The global trade game is full of contradictions. When the U.S. imposes tariffs, it’s branded as reckless protectionism. When other countries do the same, it’s just “standard economic policy.” This double standard has gone unchecked for years, costing American industries billions.
Take China. Beijing slaps tariffs on everything from U.S. agricultural goods to machinery. Recent hikes pushed tariffs on American cars up to 25%, while semiconductor imports are facing steeper restrictions. Meanwhile, Chinese electric vehicles flood U.S. markets with no real pushback. The math is simple—China protects its industries, America doesn’t.

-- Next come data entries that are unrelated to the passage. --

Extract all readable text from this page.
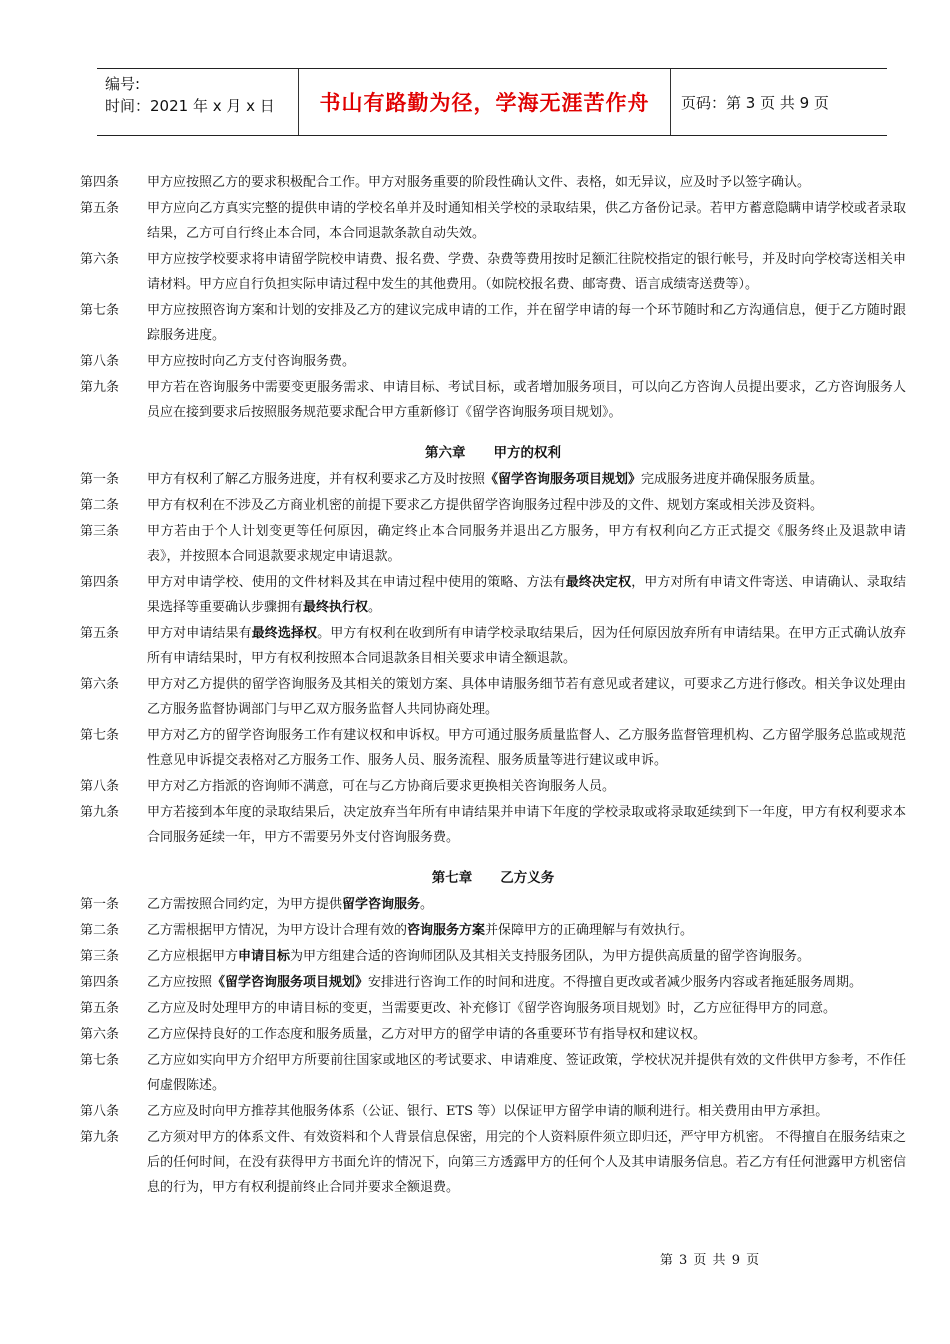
编号:
时间：2021 年 x 月 x 日	书山有路勤为径，学海无涯苦作舟	页码：第 3 页 共 9 页
第四条	甲方应按照乙方的要求积极配合工作。甲方对服务重要的阶段性确认文件、表格，如无异议，应及时予以签字确认。
第五条	甲方应向乙方真实完整的提供申请的学校名单并及时通知相关学校的录取结果，供乙方备份记录。若甲方蓄意隐瞒申请学校或者录取结果，乙方可自行终止本合同，本合同退款条款自动失效。
第六条	甲方应按学校要求将申请留学院校申请费、报名费、学费、杂费等费用按时足额汇往院校指定的银行帐号，并及时向学校寄送相关申请材料。甲方应自行负担实际申请过程中发生的其他费用。（如院校报名费、邮寄费、语言成绩寄送费等）。
第七条	甲方应按照咨询方案和计划的安排及乙方的建议完成申请的工作，并在留学申请的每一个环节随时和乙方沟通信息，便于乙方随时跟踪服务进度。
第八条	甲方应按时向乙方支付咨询服务费。
第九条	甲方若在咨询服务中需要变更服务需求、申请目标、考试目标，或者增加服务项目，可以向乙方咨询人员提出要求，乙方咨询服务人员应在接到要求后按照服务规范要求配合甲方重新修订《留学咨询服务项目规划》。
第六章 甲方的权利
第一条	甲方有权利了解乙方服务进度，并有权利要求乙方及时按照《留学咨询服务项目规划》完成服务进度并确保服务质量。
第二条	甲方有权利在不涉及乙方商业机密的前提下要求乙方提供留学咨询服务过程中涉及的文件、规划方案或相关涉及资料。
第三条	甲方若由于个人计划变更等任何原因，确定终止本合同服务并退出乙方服务，甲方有权利向乙方正式提交《服务终止及退款申请表》，并按照本合同退款要求规定申请退款。
第四条	甲方对申请学校、使用的文件材料及其在申请过程中使用的策略、方法有最终决定权，甲方对所有申请文件寄送、申请确认、录取结果选择等重要确认步骤拥有最终执行权。
第五条	甲方对申请结果有最终选择权。甲方有权利在收到所有申请学校录取结果后，因为任何原因放弃所有申请结果。在甲方正式确认放弃所有申请结果时，甲方有权利按照本合同退款条目相关要求申请全额退款。
第六条	甲方对乙方提供的留学咨询服务及其相关的策划方案、具体申请服务细节若有意见或者建议，可要求乙方进行修改。相关争议处理由乙方服务监督协调部门与甲乙双方服务监督人共同协商处理。
第七条	甲方对乙方的留学咨询服务工作有建议权和申诉权。甲方可通过服务质量监督人、乙方服务监督管理机构、乙方留学服务总监或规范性意见申诉提交表格对乙方服务工作、服务人员、服务流程、服务质量等进行建议或申诉。
第八条	甲方对乙方指派的咨询师不满意，可在与乙方协商后要求更换相关咨询服务人员。
第九条	甲方若接到本年度的录取结果后，决定放弃当年所有申请结果并申请下年度的学校录取或将录取延续到下一年度，甲方有权利要求本合同服务延续一年，甲方不需要另外支付咨询服务费。
第七章 乙方义务
第一条	乙方需按照合同约定，为甲方提供留学咨询服务。
第二条	乙方需根据甲方情况，为甲方设计合理有效的咨询服务方案并保障甲方的正确理解与有效执行。
第三条	乙方应根据甲方申请目标为甲方组建合适的咨询师团队及其相关支持服务团队，为甲方提供高质量的留学咨询服务。
第四条	乙方应按照《留学咨询服务项目规划》安排进行咨询工作的时间和进度。不得擅自更改或者减少服务内容或者拖延服务周期。
第五条	乙方应及时处理甲方的申请目标的变更，当需要更改、补充修订《留学咨询服务项目规划》时，乙方应征得甲方的同意。
第六条	乙方应保持良好的工作态度和服务质量，乙方对甲方的留学申请的各重要环节有指导权和建议权。
第七条	乙方应如实向甲方介绍甲方所要前往国家或地区的考试要求、申请难度、签证政策，学校状况并提供有效的文件供甲方参考，不作任何虚假陈述。
第八条	乙方应及时向甲方推荐其他服务体系（公证、银行、ETS 等）以保证甲方留学申请的顺利进行。相关费用由甲方承担。
第九条	乙方须对甲方的体系文件、有效资料和个人背景信息保密，用完的个人资料原件须立即归还，严守甲方机密。 不得擅自在服务结束之后的任何时间，在没有获得甲方书面允许的情况下，向第三方透露甲方的任何个人及其申请服务信息。若乙方有任何泄露甲方机密信息的行为，甲方有权利提前终止合同并要求全额退费。
第 3 页 共 9 页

The European Union plays the same game. After the U.S. imposed tariffs on steel and aluminum, the EU fired back with its own, targeting American whiskey, motorcycles, and food products. The cost? Billions in lost U.S. exports. Yet, somehow, Washington is always the bad guy for responding to these unfair practices.
Numbers don’t lie. Over 70% of global trade happens under some form of tariff or restriction. The U.S. has long been one of the most open economies, but that generosity has bled manufacturing jobs and economic leverage. In the last two decades, nearly 5 million American manufacturing jobs disappeared, many to nations that protect their own markets with heavy-handed tariffs.
So if tariffs are so “harmful,” why does everyone else use them? The answer is clear. They work. They protect domestic industries, secure jobs, and maintain economic leverage. The only question left—when will the U.S. stop pretending it’s playing a fair game?